Broadband is killing TV, slowly but surely

A sure sign that interest in TV is waning is the fact that major media firms like Disney, Viacom, CBS, and Time Warner have announced a partnership with some of the biggest advertisers in the country (Proctor & Gamble, AT&T, Unilever) to create a new ratings system that will more accurately measure viewer habits. The current Nielsen system is decades old, and the complaint is that it does not accurately measure the effect that DVRs and broadband are having on viewing habits.

People are not watching less "TV." In fact, they may be watching more when you add in video on demand services like Netflix, YouTube, and Hulu. But content developers and advertisers can't really tell from the antiquated Nielsen ratings system.

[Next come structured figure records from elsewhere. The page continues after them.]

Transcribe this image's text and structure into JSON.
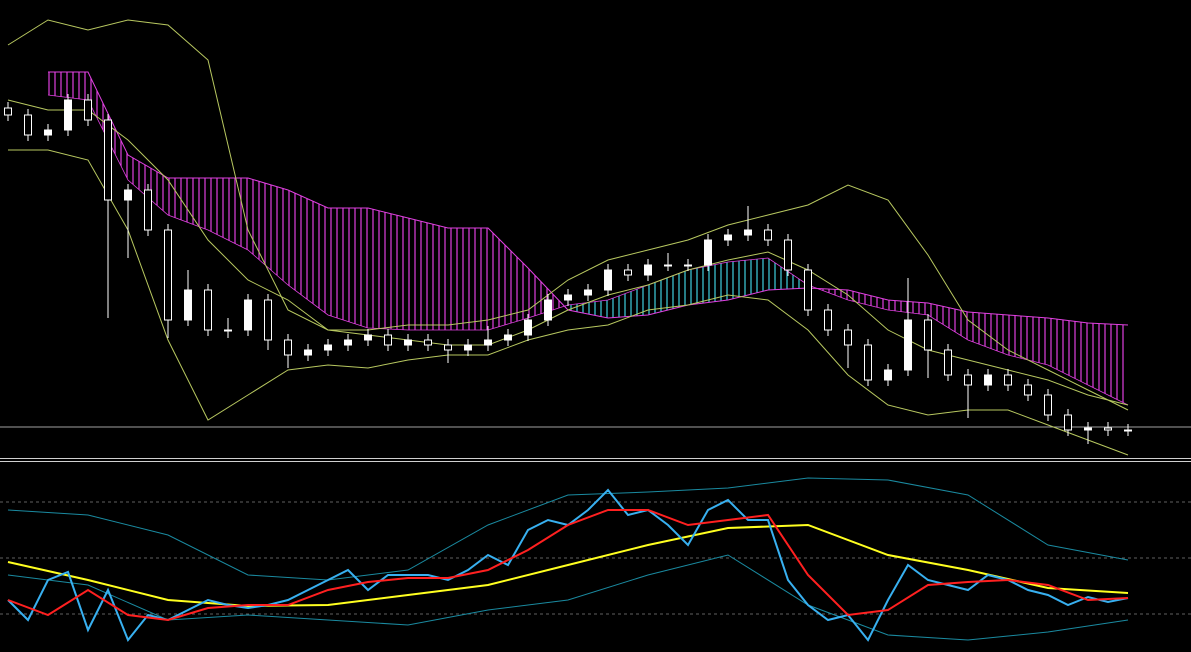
{
  "chart_data": [
    {
      "type": "candlestick",
      "open": [
        350,
        343,
        323,
        328,
        358,
        338,
        258,
        268,
        228,
        138,
        168,
        128,
        128,
        158,
        118,
        103,
        108,
        113,
        118,
        123,
        113,
        118,
        113,
        108,
        113,
        118,
        123,
        138,
        158,
        163,
        168,
        188,
        183,
        193,
        193,
        193,
        218,
        223,
        228,
        218,
        188,
        148,
        128,
        113,
        78,
        88,
        138,
        108,
        83,
        73,
        83,
        73,
        63,
        43,
        28,
        30,
        28
      ],
      "high": [
        356,
        349,
        334,
        364,
        364,
        344,
        274,
        274,
        234,
        188,
        174,
        140,
        164,
        164,
        124,
        114,
        119,
        124,
        129,
        129,
        124,
        124,
        119,
        119,
        132,
        129,
        144,
        164,
        169,
        174,
        194,
        194,
        199,
        205,
        199,
        224,
        229,
        252,
        234,
        224,
        194,
        154,
        134,
        119,
        94,
        180,
        144,
        114,
        89,
        89,
        89,
        79,
        69,
        49,
        36,
        36,
        34
      ],
      "low": [
        337,
        317,
        317,
        322,
        332,
        140,
        200,
        222,
        120,
        132,
        122,
        120,
        122,
        108,
        90,
        97,
        102,
        107,
        112,
        107,
        107,
        107,
        95,
        102,
        107,
        112,
        117,
        132,
        152,
        157,
        162,
        177,
        177,
        187,
        187,
        187,
        212,
        217,
        212,
        182,
        142,
        122,
        90,
        72,
        72,
        82,
        80,
        77,
        40,
        67,
        67,
        57,
        37,
        22,
        14,
        22,
        22
      ],
      "close": [
        343,
        323,
        328,
        358,
        338,
        258,
        268,
        228,
        138,
        168,
        128,
        128,
        158,
        118,
        103,
        108,
        113,
        118,
        123,
        113,
        118,
        113,
        108,
        113,
        118,
        123,
        138,
        158,
        163,
        168,
        188,
        183,
        193,
        193,
        193,
        218,
        223,
        228,
        218,
        188,
        148,
        128,
        113,
        78,
        88,
        138,
        108,
        83,
        73,
        83,
        73,
        63,
        43,
        28,
        30,
        28,
        28
      ],
      "bull_color": "#ffffff",
      "bear_color": "#000000",
      "ylim": [
        0,
        458
      ],
      "hline": 31,
      "hline_color": "#a0a0a0",
      "bands": {
        "color": "#b8c860",
        "x": [
          0,
          2,
          4,
          6,
          8,
          10,
          12,
          14,
          16,
          18,
          20,
          22,
          24,
          26,
          28,
          30,
          32,
          34,
          36,
          38,
          40,
          42,
          44,
          46,
          48,
          50,
          52,
          54,
          56
        ],
        "upper": [
          413,
          438,
          428,
          438,
          433,
          398,
          228,
          148,
          128,
          128,
          133,
          133,
          138,
          148,
          178,
          198,
          208,
          218,
          233,
          243,
          253,
          273,
          258,
          203,
          138,
          108,
          88,
          68,
          48
        ],
        "middle": [
          358,
          348,
          348,
          318,
          278,
          218,
          178,
          158,
          128,
          123,
          118,
          113,
          113,
          128,
          148,
          163,
          173,
          188,
          198,
          206,
          188,
          163,
          128,
          108,
          98,
          88,
          78,
          63,
          53
        ],
        "lower": [
          308,
          308,
          298,
          228,
          118,
          38,
          63,
          88,
          93,
          90,
          98,
          103,
          103,
          118,
          128,
          133,
          148,
          153,
          163,
          158,
          128,
          83,
          53,
          43,
          48,
          48,
          33,
          18,
          3
        ]
      },
      "cloud": {
        "colors": [
          "#e040e0",
          "#40d0e0"
        ],
        "x": [
          2,
          4,
          6,
          8,
          10,
          12,
          14,
          16,
          18,
          20,
          22,
          24,
          26,
          28,
          30,
          32,
          34,
          36,
          38,
          40,
          42,
          44,
          46,
          48,
          50,
          52,
          54,
          56
        ],
        "span_a": [
          363,
          358,
          278,
          243,
          228,
          208,
          173,
          143,
          130,
          128,
          128,
          128,
          140,
          153,
          158,
          173,
          188,
          196,
          200,
          173,
          158,
          148,
          143,
          118,
          103,
          93,
          73,
          53
        ],
        "span_b": [
          386,
          386,
          303,
          280,
          280,
          280,
          268,
          250,
          250,
          240,
          230,
          230,
          190,
          148,
          140,
          143,
          153,
          158,
          168,
          170,
          168,
          158,
          155,
          146,
          143,
          140,
          135,
          133
        ]
      }
    },
    {
      "type": "line",
      "ylim": [
        0,
        190
      ],
      "levels": [
        38,
        94,
        150
      ],
      "level_color": "#808080",
      "series": [
        {
          "color": "#1a8aa0",
          "x": [
            0,
            4,
            8,
            12,
            16,
            20,
            24,
            28,
            32,
            36,
            40,
            44,
            48,
            52,
            56
          ],
          "values": [
            142,
            137,
            117,
            77,
            72,
            82,
            127,
            157,
            160,
            164,
            174,
            172,
            157,
            107,
            92
          ]
        },
        {
          "color": "#1a8aa0",
          "x": [
            0,
            4,
            8,
            12,
            16,
            20,
            24,
            28,
            32,
            36,
            40,
            44,
            48,
            52,
            56
          ],
          "values": [
            77,
            67,
            32,
            37,
            32,
            27,
            42,
            52,
            77,
            97,
            47,
            17,
            12,
            20,
            32
          ]
        },
        {
          "color": "#ffff20",
          "x": [
            0,
            4,
            8,
            12,
            16,
            20,
            24,
            28,
            32,
            36,
            40,
            44,
            48,
            52,
            56
          ],
          "values": [
            90,
            72,
            52,
            46,
            47,
            57,
            67,
            87,
            107,
            124,
            127,
            97,
            82,
            64,
            59
          ]
        },
        {
          "color": "#38b0f0",
          "x": [
            0,
            1,
            2,
            3,
            4,
            5,
            6,
            7,
            8,
            9,
            10,
            11,
            12,
            13,
            14,
            15,
            16,
            17,
            18,
            19,
            20,
            21,
            22,
            23,
            24,
            25,
            26,
            27,
            28,
            29,
            30,
            31,
            32,
            33,
            34,
            35,
            36,
            37,
            38,
            39,
            40,
            41,
            42,
            43,
            44,
            45,
            46,
            47,
            48,
            49,
            50,
            51,
            52,
            53,
            54,
            55,
            56
          ],
          "values": [
            52,
            32,
            72,
            80,
            22,
            62,
            12,
            37,
            32,
            42,
            52,
            47,
            44,
            47,
            52,
            62,
            72,
            82,
            62,
            77,
            77,
            77,
            72,
            82,
            97,
            87,
            122,
            132,
            127,
            142,
            162,
            137,
            142,
            127,
            107,
            142,
            152,
            132,
            132,
            72,
            47,
            32,
            37,
            12,
            52,
            87,
            72,
            67,
            62,
            77,
            72,
            62,
            57,
            47,
            55,
            50,
            54
          ]
        },
        {
          "color": "#ff2020",
          "x": [
            0,
            2,
            4,
            6,
            8,
            10,
            12,
            14,
            16,
            18,
            20,
            22,
            24,
            26,
            28,
            30,
            32,
            34,
            36,
            38,
            40,
            42,
            44,
            46,
            48,
            50,
            52,
            54,
            56
          ],
          "values": [
            52,
            37,
            62,
            37,
            32,
            44,
            47,
            47,
            62,
            70,
            74,
            74,
            82,
            102,
            127,
            142,
            142,
            127,
            132,
            137,
            77,
            37,
            42,
            67,
            70,
            72,
            67,
            52,
            54
          ]
        }
      ]
    }
  ]
}
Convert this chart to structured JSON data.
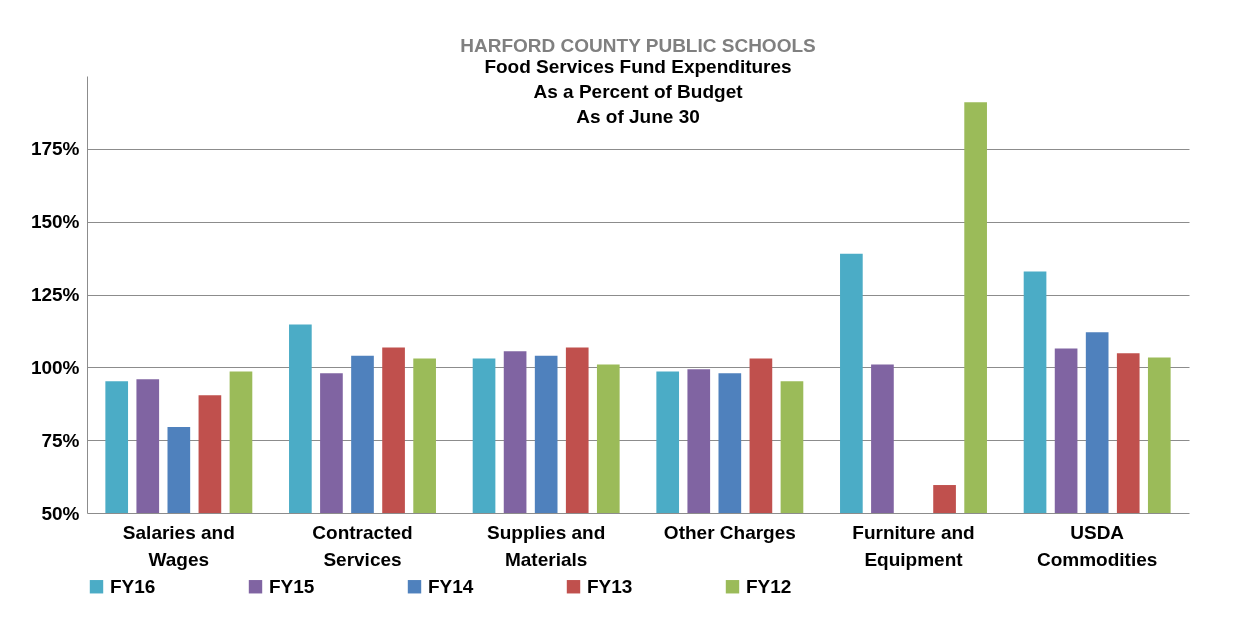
{
  "chart_data": {
    "type": "bar",
    "title": "HARFORD COUNTY PUBLIC SCHOOLS",
    "subtitle": "Food Services Fund Expenditures\nAs a Percent of Budget\nAs of June 30",
    "categories": [
      "Salaries and Wages",
      "Contracted Services",
      "Supplies and Materials",
      "Other Charges",
      "Furniture and Equipment",
      "USDA Commodities"
    ],
    "series": [
      {
        "name": "FY16",
        "color": "#4bacc6",
        "values": [
          95.2,
          114.7,
          103,
          98.6,
          139,
          132.9
        ]
      },
      {
        "name": "FY15",
        "color": "#8064a2",
        "values": [
          95.9,
          98,
          105.5,
          99.3,
          101,
          106.5
        ]
      },
      {
        "name": "FY14",
        "color": "#4f81bd",
        "values": [
          79.5,
          104,
          104,
          98,
          null,
          112
        ]
      },
      {
        "name": "FY13",
        "color": "#c0504d",
        "values": [
          90.4,
          106.8,
          106.8,
          103,
          59.6,
          104.8
        ]
      },
      {
        "name": "FY12",
        "color": "#9bbb59",
        "values": [
          98.6,
          103,
          101,
          95.2,
          191,
          103.4
        ]
      }
    ],
    "ylim": [
      50,
      200
    ],
    "yticks": [
      {
        "value": 50,
        "label": "50%"
      },
      {
        "value": 75,
        "label": "75%"
      },
      {
        "value": 100,
        "label": "100%"
      },
      {
        "value": 125,
        "label": "125%"
      },
      {
        "value": 150,
        "label": "150%"
      },
      {
        "value": 175,
        "label": "175%"
      }
    ],
    "grid": "y",
    "legend": "bottom"
  }
}
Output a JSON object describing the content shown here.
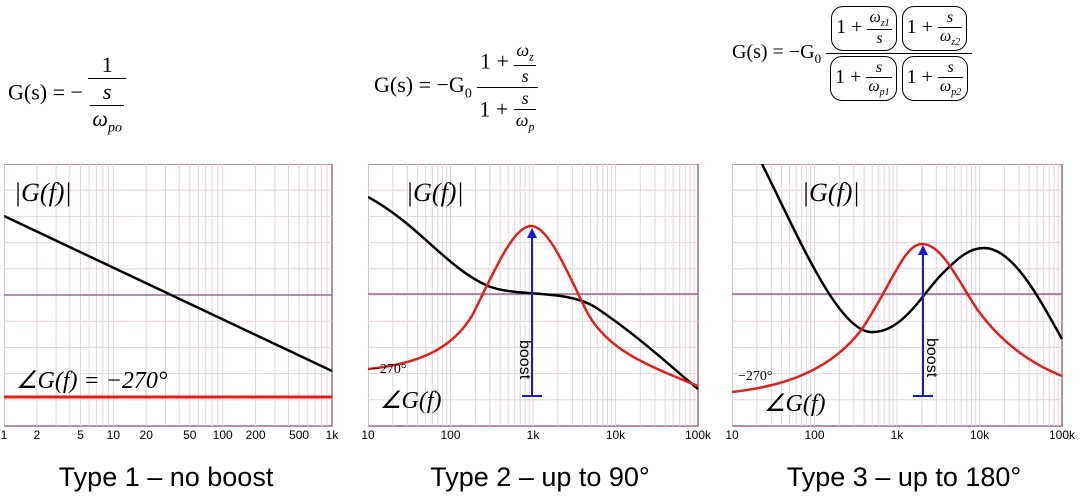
{
  "panels": [
    {
      "caption": "Type 1 – no boost",
      "equation": {
        "lhs": "G(s) = −",
        "num": "1",
        "den_num": "s",
        "den_den": "ω",
        "den_den_sub": "po"
      },
      "mag_label": "|G(f)|",
      "phase_label": "∠G(f) = −270°",
      "x_ticks": [
        "1",
        "2",
        "5",
        "10",
        "20",
        "50",
        "100",
        "200",
        "500",
        "1k"
      ]
    },
    {
      "caption": "Type 2 – up to 90°",
      "equation": {
        "lhs": "G(s) = −G",
        "lhs_sub": "0",
        "num_a": "1 +",
        "num_frac_num": "ω",
        "num_frac_num_sub": "z",
        "num_frac_den": "s",
        "den_a": "1 +",
        "den_frac_num": "s",
        "den_frac_den": "ω",
        "den_frac_den_sub": "p"
      },
      "mag_label": "|G(f)|",
      "phase_label": "∠G(f)",
      "phase_ref": "−270°",
      "boost_label": "boost",
      "x_ticks": [
        "10",
        "100",
        "1k",
        "10k",
        "100k"
      ]
    },
    {
      "caption": "Type 3 – up to 180°",
      "equation": {
        "lhs": "G(s) = −G",
        "lhs_sub": "0",
        "n1_a": "1 +",
        "n1_num": "ω",
        "n1_num_sub": "z1",
        "n1_den": "s",
        "n2_a": "1 +",
        "n2_num": "s",
        "n2_den": "ω",
        "n2_den_sub": "z2",
        "d1_a": "1 +",
        "d1_num": "s",
        "d1_den": "ω",
        "d1_den_sub": "p1",
        "d2_a": "1 +",
        "d2_num": "s",
        "d2_den": "ω",
        "d2_den_sub": "p2"
      },
      "mag_label": "|G(f)|",
      "phase_label": "∠G(f)",
      "phase_ref": "−270°",
      "boost_label": "boost",
      "x_ticks": [
        "10",
        "100",
        "1k",
        "10k",
        "100k"
      ]
    }
  ],
  "colors": {
    "grid": "#d9c8d4",
    "frame": "#9b6b88",
    "midline": "#8a4d73",
    "magnitude": "#000000",
    "phase": "#e0201b",
    "boost": "#1a1ad6"
  }
}
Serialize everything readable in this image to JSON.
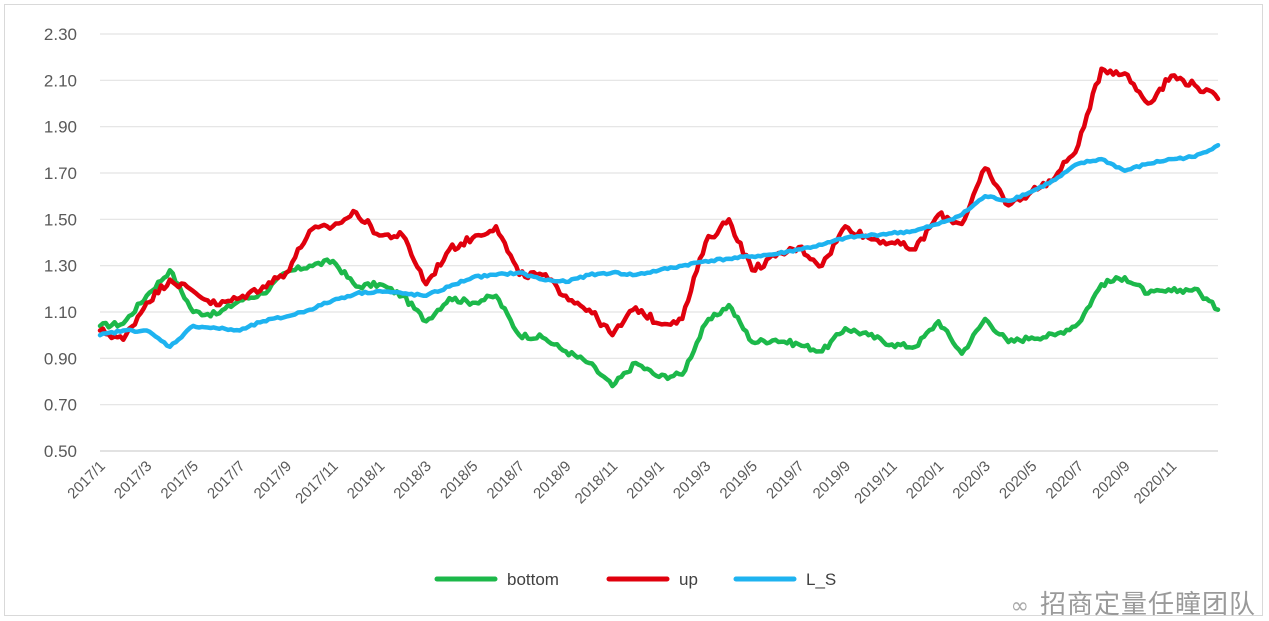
{
  "chart_data": {
    "type": "line",
    "title": "",
    "xlabel": "",
    "ylabel": "",
    "ylim": [
      0.5,
      2.3
    ],
    "yticks": [
      "0.50",
      "0.70",
      "0.90",
      "1.10",
      "1.30",
      "1.50",
      "1.70",
      "1.90",
      "2.10",
      "2.30"
    ],
    "xticks": [
      "2017/1",
      "2017/3",
      "2017/5",
      "2017/7",
      "2017/9",
      "2017/11",
      "2018/1",
      "2018/3",
      "2018/5",
      "2018/7",
      "2018/9",
      "2018/11",
      "2019/1",
      "2019/3",
      "2019/5",
      "2019/7",
      "2019/9",
      "2019/11",
      "2020/1",
      "2020/3",
      "2020/5",
      "2020/7",
      "2020/9",
      "2020/11"
    ],
    "grid": true,
    "legend_position": "bottom",
    "x": [
      "2017/1",
      "2017/2",
      "2017/3",
      "2017/4",
      "2017/5",
      "2017/6",
      "2017/7",
      "2017/8",
      "2017/9",
      "2017/10",
      "2017/11",
      "2017/12",
      "2018/1",
      "2018/2",
      "2018/3",
      "2018/4",
      "2018/5",
      "2018/6",
      "2018/7",
      "2018/8",
      "2018/9",
      "2018/10",
      "2018/11",
      "2018/12",
      "2019/1",
      "2019/2",
      "2019/3",
      "2019/4",
      "2019/5",
      "2019/6",
      "2019/7",
      "2019/8",
      "2019/9",
      "2019/10",
      "2019/11",
      "2019/12",
      "2020/1",
      "2020/2",
      "2020/3",
      "2020/4",
      "2020/5",
      "2020/6",
      "2020/7",
      "2020/8",
      "2020/9",
      "2020/10",
      "2020/11",
      "2020/12",
      "2021/1"
    ],
    "series": [
      {
        "name": "bottom",
        "color": "#1cb84a",
        "values": [
          1.04,
          1.05,
          1.17,
          1.28,
          1.1,
          1.09,
          1.15,
          1.18,
          1.27,
          1.3,
          1.32,
          1.21,
          1.22,
          1.17,
          1.06,
          1.16,
          1.14,
          1.17,
          1.0,
          0.99,
          0.93,
          0.88,
          0.78,
          0.88,
          0.82,
          0.83,
          1.05,
          1.13,
          0.97,
          0.98,
          0.96,
          0.93,
          1.03,
          1.0,
          0.96,
          0.95,
          1.06,
          0.92,
          1.07,
          0.97,
          0.99,
          1.0,
          1.05,
          1.22,
          1.25,
          1.18,
          1.19,
          1.2,
          1.11
        ]
      },
      {
        "name": "up",
        "color": "#e0000d",
        "values": [
          1.02,
          0.98,
          1.14,
          1.24,
          1.19,
          1.13,
          1.16,
          1.21,
          1.27,
          1.45,
          1.47,
          1.53,
          1.43,
          1.43,
          1.22,
          1.37,
          1.42,
          1.47,
          1.26,
          1.26,
          1.17,
          1.11,
          1.0,
          1.12,
          1.05,
          1.07,
          1.4,
          1.5,
          1.28,
          1.34,
          1.38,
          1.3,
          1.47,
          1.42,
          1.4,
          1.37,
          1.52,
          1.48,
          1.72,
          1.56,
          1.62,
          1.68,
          1.82,
          2.15,
          2.13,
          2.0,
          2.12,
          2.08,
          2.02
        ]
      },
      {
        "name": "L_S",
        "color": "#1eb3f0",
        "values": [
          1.0,
          1.02,
          1.02,
          0.95,
          1.04,
          1.03,
          1.02,
          1.06,
          1.08,
          1.11,
          1.15,
          1.18,
          1.19,
          1.18,
          1.17,
          1.21,
          1.25,
          1.26,
          1.27,
          1.24,
          1.23,
          1.26,
          1.27,
          1.26,
          1.28,
          1.3,
          1.32,
          1.33,
          1.34,
          1.35,
          1.37,
          1.39,
          1.42,
          1.43,
          1.44,
          1.45,
          1.48,
          1.52,
          1.6,
          1.58,
          1.62,
          1.67,
          1.74,
          1.76,
          1.71,
          1.74,
          1.76,
          1.77,
          1.82
        ]
      }
    ]
  },
  "watermark": {
    "icon": "wechat-icon",
    "text": "招商定量任瞳团队"
  }
}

Design Nine is already working with some of the most innovative and technologically advanced IP TV service providers in the country. Firms like Cisco are building sophisticated new video on demand head end platforms for providers. Over the next ten years, TV as we know it is going to morph into a much richer, interactive, on-demand service that will blend access to "TV" shows, movies, live performances (e.g. NASCAR races, concerts, etc.), gaming, reality shows, and audience participation format shows like American Idol.

Where will this be available first? Communities with high performance open access broadband networks will have it first, because they have the business model to accommodate these new IP TV providers and the open access networks will have the bandwidth to make them work.